Caros leitores, tenho uma coisa para lhes falar: teve eleições para o Senado no Haiti no último dia 21 de junho. Curiosamente, não sabemos nada sobre essas eleições (e nós fazemos aqui a nossa mea culpa). Os noticiários e a internet estão marcados por longas análises sobre as eleições no Irã e o perigo/desejo de uma revolução estar sendo engendrada pelos opositores do regime teocrático. No meio dessa confusão, Michael Jackson e Farrah Fawcett morreram. A gripe suína se alastra pelo Brasil. A seleção venceu a Copa das Confederações. Mas nada se disse sobre o Haiti.
Não é de agora que existe um silêncio constrangedor sobre a pequena nação caribenha. As revoltas ocorridas após o golpe de Estado que derrubou o presidente progressista do país, Jean Baptiste Aristide, em 2004, foram o auge de divulgação sobre o Haiti nos últimos anos na mídia internacional. No caso brasileiro, as notícias duraram um pouco mais tendo em vista a ação militar brasileira pela ONU, buscando pacificar o país. Algumas vezes fazendo-o de formas brutais e a serviço de setores da elite haitiana, diga-se de passagem.
Mas por que olhar para o Haiti dessa vez? Bom, o principal motivo é a campanha de boicote que teve início nessas eleições. Chamada de "operação portas fechadas 2" por militantes do partido Fanmi Lavalas (antigo partido de Aristide), a campanha foi organizada diante do impedimento eleitoral imposto pelo atual presidente do país, René Preval, à sigla do Lavalas.
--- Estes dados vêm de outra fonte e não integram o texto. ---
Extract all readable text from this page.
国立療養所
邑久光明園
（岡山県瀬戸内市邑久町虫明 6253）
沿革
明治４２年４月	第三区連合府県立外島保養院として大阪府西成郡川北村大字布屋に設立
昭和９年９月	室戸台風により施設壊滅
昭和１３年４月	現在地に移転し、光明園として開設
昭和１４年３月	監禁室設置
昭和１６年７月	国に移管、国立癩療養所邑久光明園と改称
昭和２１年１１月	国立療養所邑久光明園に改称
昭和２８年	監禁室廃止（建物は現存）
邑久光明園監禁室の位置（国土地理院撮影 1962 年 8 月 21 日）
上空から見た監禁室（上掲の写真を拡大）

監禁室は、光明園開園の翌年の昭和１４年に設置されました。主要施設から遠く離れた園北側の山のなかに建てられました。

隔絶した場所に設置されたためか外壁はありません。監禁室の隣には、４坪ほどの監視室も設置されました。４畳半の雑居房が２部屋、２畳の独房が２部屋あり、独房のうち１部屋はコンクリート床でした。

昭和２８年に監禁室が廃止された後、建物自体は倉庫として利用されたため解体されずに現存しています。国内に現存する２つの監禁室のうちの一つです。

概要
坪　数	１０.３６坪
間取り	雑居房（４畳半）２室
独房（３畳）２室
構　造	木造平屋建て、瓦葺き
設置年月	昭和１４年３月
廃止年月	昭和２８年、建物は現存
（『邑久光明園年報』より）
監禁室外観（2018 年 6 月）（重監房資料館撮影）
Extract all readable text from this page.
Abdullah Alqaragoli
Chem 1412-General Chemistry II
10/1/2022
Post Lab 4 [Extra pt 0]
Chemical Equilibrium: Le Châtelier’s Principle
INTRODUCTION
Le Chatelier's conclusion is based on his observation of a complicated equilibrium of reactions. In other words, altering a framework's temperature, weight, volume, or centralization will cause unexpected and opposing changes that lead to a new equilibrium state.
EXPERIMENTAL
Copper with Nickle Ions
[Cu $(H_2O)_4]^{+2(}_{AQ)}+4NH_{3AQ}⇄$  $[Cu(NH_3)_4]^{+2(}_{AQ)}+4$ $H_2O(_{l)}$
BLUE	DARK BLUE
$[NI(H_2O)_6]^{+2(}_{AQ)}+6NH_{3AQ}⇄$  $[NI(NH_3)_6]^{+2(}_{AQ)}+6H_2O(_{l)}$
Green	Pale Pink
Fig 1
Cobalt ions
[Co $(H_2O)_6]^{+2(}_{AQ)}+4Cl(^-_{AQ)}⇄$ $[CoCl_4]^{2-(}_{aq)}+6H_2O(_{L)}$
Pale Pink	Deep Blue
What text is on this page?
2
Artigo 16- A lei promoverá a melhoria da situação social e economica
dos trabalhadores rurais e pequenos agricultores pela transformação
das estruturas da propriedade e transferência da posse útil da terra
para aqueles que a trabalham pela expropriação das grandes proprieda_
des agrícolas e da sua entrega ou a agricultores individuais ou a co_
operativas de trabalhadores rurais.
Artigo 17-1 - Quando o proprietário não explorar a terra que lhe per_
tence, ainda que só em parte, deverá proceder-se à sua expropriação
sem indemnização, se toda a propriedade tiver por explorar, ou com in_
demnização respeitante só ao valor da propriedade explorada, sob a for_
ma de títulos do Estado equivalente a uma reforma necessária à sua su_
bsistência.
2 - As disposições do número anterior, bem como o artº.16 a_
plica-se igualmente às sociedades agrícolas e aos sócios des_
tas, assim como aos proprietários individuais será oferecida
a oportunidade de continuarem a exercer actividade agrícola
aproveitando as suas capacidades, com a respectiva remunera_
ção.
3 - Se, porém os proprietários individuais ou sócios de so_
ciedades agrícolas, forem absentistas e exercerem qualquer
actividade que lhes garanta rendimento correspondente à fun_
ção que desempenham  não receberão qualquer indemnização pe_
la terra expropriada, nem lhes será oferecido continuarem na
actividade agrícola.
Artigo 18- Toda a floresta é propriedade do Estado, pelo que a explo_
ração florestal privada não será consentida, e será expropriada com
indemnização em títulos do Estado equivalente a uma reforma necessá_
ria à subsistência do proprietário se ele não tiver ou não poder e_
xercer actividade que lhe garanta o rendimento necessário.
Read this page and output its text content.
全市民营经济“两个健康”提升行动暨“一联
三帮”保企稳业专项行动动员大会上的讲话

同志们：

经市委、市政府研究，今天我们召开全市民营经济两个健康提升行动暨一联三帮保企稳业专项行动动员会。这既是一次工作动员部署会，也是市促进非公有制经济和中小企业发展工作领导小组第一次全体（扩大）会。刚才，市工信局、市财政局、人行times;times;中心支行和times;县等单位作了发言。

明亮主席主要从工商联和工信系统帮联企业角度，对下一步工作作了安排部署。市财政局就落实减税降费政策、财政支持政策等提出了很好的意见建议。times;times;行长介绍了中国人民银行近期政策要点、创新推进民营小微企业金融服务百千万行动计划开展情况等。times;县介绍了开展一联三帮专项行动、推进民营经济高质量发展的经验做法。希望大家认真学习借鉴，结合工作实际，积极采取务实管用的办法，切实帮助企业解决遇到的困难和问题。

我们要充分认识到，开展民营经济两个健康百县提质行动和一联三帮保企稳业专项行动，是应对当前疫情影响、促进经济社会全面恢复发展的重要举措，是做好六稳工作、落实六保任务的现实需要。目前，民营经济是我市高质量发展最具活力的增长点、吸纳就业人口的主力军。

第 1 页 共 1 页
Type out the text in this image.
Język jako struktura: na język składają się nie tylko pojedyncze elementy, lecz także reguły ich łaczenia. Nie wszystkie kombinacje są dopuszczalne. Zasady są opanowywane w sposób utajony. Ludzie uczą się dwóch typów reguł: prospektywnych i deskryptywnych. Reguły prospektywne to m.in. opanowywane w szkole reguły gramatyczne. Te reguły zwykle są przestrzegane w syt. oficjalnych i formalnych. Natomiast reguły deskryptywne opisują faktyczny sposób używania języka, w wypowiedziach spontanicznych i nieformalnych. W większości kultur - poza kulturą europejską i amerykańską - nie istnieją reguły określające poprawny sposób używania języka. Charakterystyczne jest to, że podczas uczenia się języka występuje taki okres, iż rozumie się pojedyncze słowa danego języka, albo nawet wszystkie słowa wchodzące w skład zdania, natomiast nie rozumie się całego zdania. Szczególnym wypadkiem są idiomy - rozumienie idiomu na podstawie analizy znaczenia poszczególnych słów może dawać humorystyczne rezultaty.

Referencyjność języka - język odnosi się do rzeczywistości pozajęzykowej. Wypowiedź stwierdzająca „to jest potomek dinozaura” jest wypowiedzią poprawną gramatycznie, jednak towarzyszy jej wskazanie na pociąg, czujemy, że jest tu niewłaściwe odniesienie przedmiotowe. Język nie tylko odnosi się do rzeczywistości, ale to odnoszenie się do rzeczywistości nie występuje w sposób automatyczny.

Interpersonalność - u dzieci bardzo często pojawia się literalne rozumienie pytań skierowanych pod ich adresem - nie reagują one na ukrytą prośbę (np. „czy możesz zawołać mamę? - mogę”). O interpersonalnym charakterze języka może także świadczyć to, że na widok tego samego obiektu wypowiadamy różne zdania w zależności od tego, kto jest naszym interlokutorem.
O resultado do boicote foi impressionante. A primeira etapa da eleição senatorial, ocorrida em abril, teve índice de participação de 11,3%. Ainda que sem números exatos, todos analistas políticos concordam: a eleição de 21 de junho foi o maior boicote sofrido em um regime democrático. De fato, as fotos impressionam, mostrando urnas com 10, 6 e até mesmo 4 cédulas apenas nos distritos eleitorais da capital, Porto Príncipe.
Mas o motivo do boicote não está ligado somente à ilegalidade do Fanmi Lavalas. O que se comenta em sites como o Haiti Action, é que o principal motivo da campanha do boicote está ligado à intensa repressão exercida pelos soldados brasileiros no país. Segundo a matéria do site, em 18 de junho, ocorreu um incidente trágico no funeral de um padre católico ligado ao Lavalas chamado Gerard Jean-Juste. Segundo testemunhas, os soldados da missão da ONU abriram fogo contra o cortejo, depois de tentarem prender um dos membros da multidão e mataram um manifestante. As Nações Unidas, por sua vez, alegam que não houve troca de tiros e que a razão das mortes pode ser decorrente de uma pedra atirada pelos manifestantes, ainda que se saiba que constantemente os soldados brasileiros são chamados para impedir com o uso de força qualquer forma de reunião coletiva. De fato, as histórias sobre a presença brasileira no Haiti ainda são muito mal contadas por aqui, mesmo diante do suicídio do general que estava comandando a missão no país, Urano Teixeira da Matta, em janeiro de 2006.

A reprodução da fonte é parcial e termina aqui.